Spore is a game about evolution and the rise from single cell organism up to space-faring sentient being. If that seems overly ambitious that’s because it is.
Creature Creation: best part of the game, and it is just a model building simThis is the most personal and nitpicky selection on here and to be honest the game scored pretty good reviews at release. I did not preorder or buy before reviews came out. Which makes my disappointment in it all that much worse.
The game promised several phases to play in, you would start out fighting for survival as a microorganism and as you complete each phase of the game you would evolve up and get to alter and change the physical attributes of your life form.
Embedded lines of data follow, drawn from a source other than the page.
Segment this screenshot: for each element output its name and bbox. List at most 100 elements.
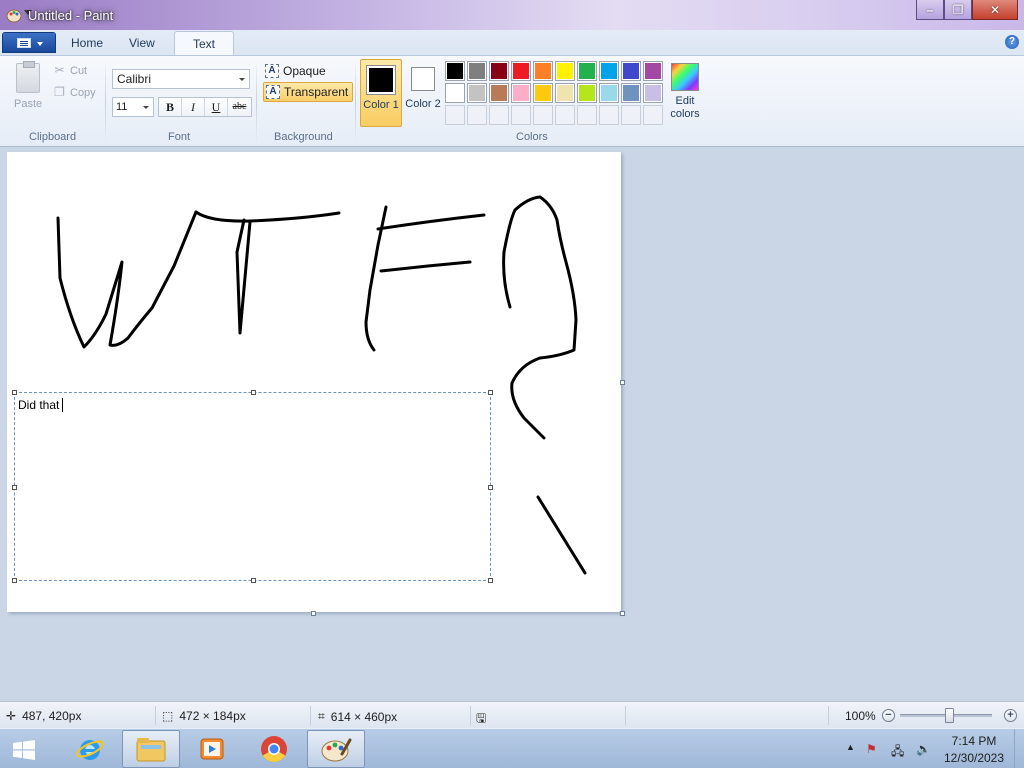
opaque-label: Opaque <box>283 64 326 78</box>
palette-color-5[interactable] <box>555 61 575 81</box>
palette-color-12[interactable] <box>489 83 509 103</box>
palette-custom-slot[interactable] <box>533 105 553 125</box>
start-button[interactable] <box>10 737 36 761</box>
palette-color-18[interactable] <box>621 83 641 103</box>
paint-app-icon[interactable] <box>6 7 22 23</box>
textbox-content: Did that <box>18 398 64 412</box>
textbox-handle[interactable] <box>12 485 17 490</box>
palette-color-16[interactable] <box>577 83 597 103</box>
color1-button[interactable]: Color 1 <box>360 59 402 127</box>
paint-icon <box>321 738 352 762</box>
text-caret <box>62 398 64 412</box>
help-icon[interactable]: ? <box>1005 35 1019 49</box>
taskbar-internet-explorer[interactable] <box>61 730 119 768</box>
textbox-handle[interactable] <box>251 390 256 395</box>
palette-custom-slot[interactable] <box>511 105 531 125</box>
textbox-handle[interactable] <box>12 390 17 395</box>
canvas-resize-handle-right[interactable] <box>620 380 625 385</box>
textbox-handle[interactable] <box>12 578 17 583</box>
underline-button[interactable]: U <box>205 98 228 116</box>
textbox-handle[interactable] <box>251 578 256 583</box>
bold-button[interactable]: B <box>159 98 182 116</box>
transparent-label: Transparent <box>284 85 349 99</box>
selection-icon: ⬚ <box>162 709 174 723</box>
divider <box>105 60 106 144</box>
edit-colors-label: Edit colors <box>670 95 700 120</box>
paste-icon[interactable] <box>16 61 40 93</box>
palette-custom-slot[interactable] <box>467 105 487 125</box>
palette-color-6[interactable] <box>577 61 597 81</box>
cut-button[interactable]: ✂ Cut <box>53 64 87 77</box>
canvas-resize-handle-bottom[interactable] <box>311 611 316 616</box>
action-center-icon[interactable]: ⚑ <box>866 742 877 756</box>
maximize-button[interactable]: ❐ <box>944 0 972 20</box>
palette-custom-slot[interactable] <box>555 105 575 125</box>
tab-home[interactable]: Home <box>71 36 103 50</box>
strikethrough-button[interactable]: abc <box>228 98 251 116</box>
canvas-resize-handle-corner[interactable] <box>620 611 625 616</box>
palette-custom-slot[interactable] <box>489 105 509 125</box>
textbox-handle[interactable] <box>488 390 493 395</box>
palette-color-2[interactable] <box>489 61 509 81</box>
chevron-down-icon <box>143 106 149 109</box>
palette-color-10[interactable] <box>445 83 465 103</box>
tab-text[interactable]: Text <box>174 31 234 56</box>
typed-text: Did that <box>18 398 60 412</box>
close-button[interactable]: ✕ <box>972 0 1018 20</box>
zoom-in-button[interactable]: + <box>1004 709 1017 722</box>
taskbar-chrome[interactable] <box>245 730 303 768</box>
show-desktop-button[interactable] <box>1014 729 1024 768</box>
zoom-out-button[interactable]: − <box>882 709 895 722</box>
palette-custom-slot[interactable] <box>643 105 663 125</box>
image-size-value: 614 × 460px <box>330 709 398 724</box>
palette-color-1[interactable] <box>467 61 487 81</box>
palette-color-7[interactable] <box>599 61 619 81</box>
volume-icon[interactable]: 🔈 <box>916 742 931 756</box>
taskbar-media-player[interactable] <box>183 730 241 768</box>
copy-button[interactable]: ❐ Copy <box>53 86 96 99</box>
font-family-select[interactable]: Calibri <box>112 69 250 89</box>
cursor-position: ✛ 487, 420px <box>6 709 81 723</box>
palette-custom-slot[interactable] <box>621 105 641 125</box>
palette-color-19[interactable] <box>643 83 663 103</box>
palette-custom-slot[interactable] <box>445 105 465 125</box>
palette-custom-slot[interactable] <box>599 105 619 125</box>
palette-color-9[interactable] <box>643 61 663 81</box>
palette-color-11[interactable] <box>467 83 487 103</box>
palette-color-3[interactable] <box>511 61 531 81</box>
palette-color-15[interactable] <box>555 83 575 103</box>
image-size-icon: ⌗ <box>318 709 325 723</box>
palette-color-8[interactable] <box>621 61 641 81</box>
taskbar-file-explorer[interactable] <box>122 730 180 768</box>
colors-group-label: Colors <box>516 131 548 143</box>
palette-color-14[interactable] <box>533 83 553 103</box>
tab-view[interactable]: View <box>129 36 155 50</box>
text-box[interactable]: Did that <box>12 390 493 583</box>
taskbar-paint[interactable] <box>307 730 365 768</box>
zoom-slider-thumb[interactable] <box>945 708 954 723</box>
palette-color-13[interactable] <box>511 83 531 103</box>
palette-color-17[interactable] <box>599 83 619 103</box>
textbox-handle[interactable] <box>488 485 493 490</box>
window-title: Untitled - Paint <box>28 8 114 23</box>
clipboard-group-label: Clipboard <box>29 131 77 143</box>
file-menu-button[interactable] <box>2 32 56 53</box>
system-clock[interactable]: 7:14 PM 12/30/2023 <box>942 733 1006 767</box>
palette-custom-slot[interactable] <box>577 105 597 125</box>
show-hidden-icons-button[interactable]: ▲ <box>846 742 855 752</box>
palette-color-0[interactable] <box>445 61 465 81</box>
transparent-option[interactable]: A Transparent <box>263 82 354 102</box>
paste-button[interactable]: Paste <box>14 98 42 110</box>
color2-button[interactable]: Color 2 <box>404 59 442 127</box>
edit-colors-button[interactable]: Edit colors <box>666 61 704 121</box>
palette-color-4[interactable] <box>533 61 553 81</box>
chrome-icon <box>261 736 287 763</box>
minimize-button[interactable]: – <box>916 0 944 20</box>
italic-button[interactable]: I <box>182 98 205 116</box>
opaque-option[interactable]: A Opaque <box>263 61 330 81</box>
media-player-icon <box>200 738 224 760</box>
title-bar: Untitled - Paint – ❐ ✕ <box>0 0 1024 30</box>
font-size-select[interactable]: 11 <box>112 97 154 117</box>
network-icon[interactable]: 🖧 <box>891 742 904 763</box>
textbox-handle[interactable] <box>488 578 493 583</box>
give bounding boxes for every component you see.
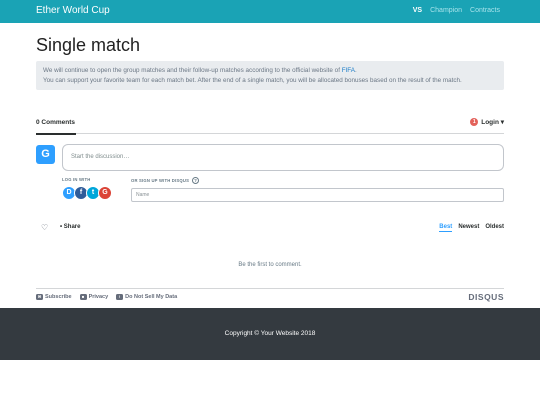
name-input[interactable]: [131, 188, 504, 202]
comment-textarea[interactable]: Start the discussion…: [62, 144, 504, 171]
privacy-link[interactable]: ■ Privacy: [79, 294, 109, 300]
notice-line-2: You can support your favorite team for e…: [43, 76, 462, 84]
sort-newest[interactable]: Newest: [458, 224, 479, 232]
privacy-label[interactable]: Privacy: [89, 294, 109, 300]
social-login-icons: D f t G: [62, 186, 112, 200]
copyright-text: Copyright © Your Website 2018: [224, 330, 316, 337]
lock-icon: ■: [79, 294, 87, 300]
share-bullet: •: [60, 224, 63, 230]
do-not-sell-label[interactable]: Do Not Sell My Data: [125, 294, 177, 300]
subscribe-link[interactable]: ✉ Subscribe: [36, 294, 72, 300]
warning-icon: !: [116, 294, 124, 300]
disqus-thread: 0 Comments 1 Login ▾ G Start the discuss…: [36, 114, 504, 302]
comment-count-tab[interactable]: 0 Comments: [36, 119, 77, 135]
google-login-icon[interactable]: G: [98, 186, 112, 200]
help-icon[interactable]: ?: [192, 177, 200, 184]
nav-link-vs[interactable]: VS: [413, 7, 422, 14]
brand-link[interactable]: Ether World Cup: [36, 5, 110, 16]
fifa-link[interactable]: FIFA: [342, 67, 355, 74]
share-label[interactable]: Share: [64, 224, 81, 230]
nav-link-champion[interactable]: Champion: [430, 7, 462, 14]
sort-best[interactable]: Best: [439, 224, 453, 232]
page-footer: Copyright © Your Website 2018: [0, 308, 540, 360]
share-button[interactable]: • Share: [60, 224, 80, 230]
notice-period: .: [354, 67, 357, 74]
signup-label-text: OR SIGN UP WITH DISQUS: [131, 178, 190, 183]
info-notice: We will continue to open the group match…: [36, 61, 504, 90]
signup-label: OR SIGN UP WITH DISQUS ?: [131, 177, 200, 184]
notice-line-1: We will continue to open the group match…: [43, 66, 497, 76]
login-label[interactable]: Login ▾: [481, 118, 504, 126]
notice-text: We will continue to open the group match…: [43, 67, 342, 74]
sort-oldest[interactable]: Oldest: [485, 224, 504, 232]
mail-icon: ✉: [36, 294, 43, 300]
top-navbar: Ether World Cup VS Champion Contracts: [0, 0, 540, 23]
do-not-sell-link[interactable]: ! Do Not Sell My Data: [116, 294, 177, 300]
heart-icon[interactable]: ♡: [41, 223, 48, 232]
nav-links: VS Champion Contracts: [413, 7, 500, 14]
disqus-header: 0 Comments 1 Login ▾: [36, 114, 504, 135]
sort-tabs: Best Newest Oldest: [439, 224, 504, 232]
nav-link-contracts[interactable]: Contracts: [470, 7, 500, 14]
subscribe-label[interactable]: Subscribe: [45, 294, 72, 300]
login-with-label: LOG IN WITH: [62, 177, 91, 182]
disqus-footer: ✉ Subscribe ■ Privacy ! Do Not Sell My D…: [36, 288, 504, 304]
thread-actions: ♡ • Share Best Newest Oldest: [36, 223, 504, 234]
disqus-logo[interactable]: DISQUS: [468, 292, 504, 302]
login-menu[interactable]: 1 Login ▾: [470, 118, 504, 126]
empty-comments-message: Be the first to comment.: [238, 262, 302, 268]
page-title: Single match: [36, 35, 141, 55]
notification-badge[interactable]: 1: [470, 118, 479, 126]
disqus-footer-links: ✉ Subscribe ■ Privacy ! Do Not Sell My D…: [36, 294, 177, 300]
avatar: G: [36, 145, 55, 164]
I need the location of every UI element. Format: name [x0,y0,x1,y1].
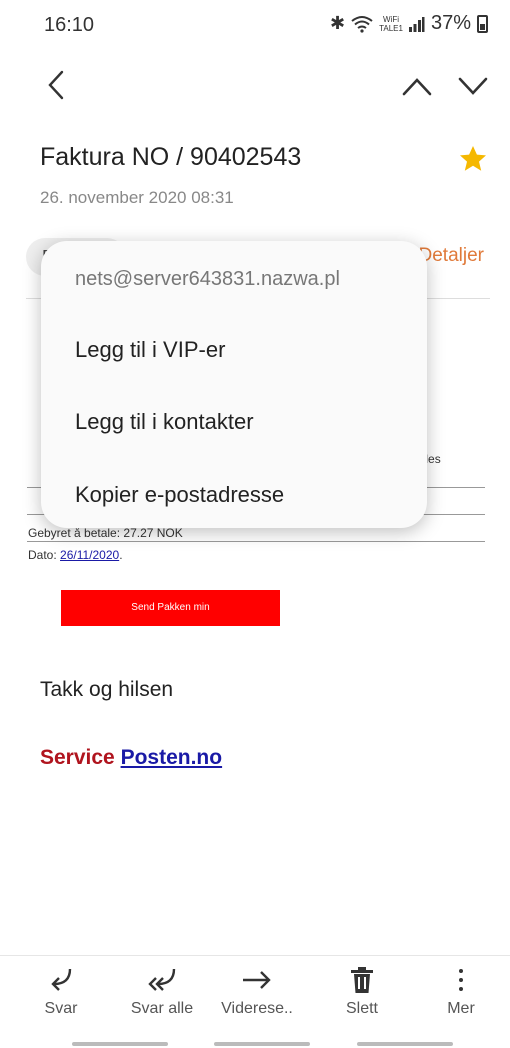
battery-icon [477,14,488,33]
reply-button[interactable]: Svar [16,966,106,1018]
signature-service: Service [40,746,115,769]
reply-all-button[interactable]: Svar alle [117,966,207,1018]
status-bar: 16:10 ✱ WiFi TALE1 37% [0,0,510,56]
delete-button[interactable]: Slett [317,966,407,1018]
next-email-icon[interactable] [456,72,490,100]
email-nav-bar [0,62,510,106]
menu-item-add-contact[interactable]: Legg til i kontakter [75,409,254,435]
gesture-bar [357,1042,453,1046]
send-package-button[interactable]: Send Pakken min [61,590,280,626]
more-icon [459,969,463,991]
status-icons: ✱ WiFi TALE1 37% [330,12,488,35]
wifi-label-top: WiFi [383,14,400,24]
trash-icon [351,967,373,993]
body-rule [27,541,485,542]
wifi-icon [351,15,373,33]
sender-popup-menu: nets@server643831.nazwa.pl Legg til i VI… [41,241,427,528]
popup-sender-email: nets@server643831.nazwa.pl [75,268,340,290]
forward-icon [243,971,271,989]
menu-item-add-vip[interactable]: Legg til i VIP-er [75,337,225,363]
reply-all-icon [148,968,176,991]
forward-label: Viderese.. [221,1000,293,1017]
signal-icon [408,16,425,32]
reply-icon [51,968,72,991]
wifi-label: WiFi TALE1 [379,15,403,33]
details-link[interactable]: Detaljer [419,245,484,267]
bottom-action-bar: Svar Svar alle Viderese.. Slett Mer [0,955,510,1048]
menu-item-copy-email[interactable]: Kopier e-postadresse [75,482,284,508]
back-icon[interactable] [42,68,70,102]
date-line: Dato: 26/11/2020. [28,548,123,562]
greeting-text: Takk og hilsen [40,678,174,701]
email-date: 26. november 2020 08:31 [40,188,234,207]
fee-line: Gebyret å betale: 27.27 NOK [28,526,183,540]
more-button[interactable]: Mer [416,966,506,1018]
gesture-bar [72,1042,168,1046]
signature: Service Posten.no [40,746,222,770]
date-suffix: . [119,548,123,562]
delete-label: Slett [345,1000,378,1017]
email-subject: Faktura NO / 90402543 [40,143,302,171]
reply-label: Svar [44,1000,78,1017]
forward-button[interactable]: Viderese.. [212,966,302,1018]
bluetooth-icon: ✱ [330,13,346,33]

This meant the game took you through a half a dozen mini games. Which is the problem because I expected well fleshed out segments that made me feel the test of time. Instead I got shallow arcade style experiences that were hollow shells of other great games. The city building phase and conquering the planet was an especially tedious grind in my memory.
I also had a friend that for an entire summer we talked about this game, we talked about all that you would be able to do and how it would outdo so many other games. I think this is where the problems began, the hype train at a personal level where for hours we thought about something we could not see and only dreamed up. Our imaginations took over and soon the game was something more than we could imagine.
All these games have made me a more cautious consumer. And so when it comes to dealing with the entertainment industry I have learned it is better to remain a skeptic and hold on to your wallet until you see the goods!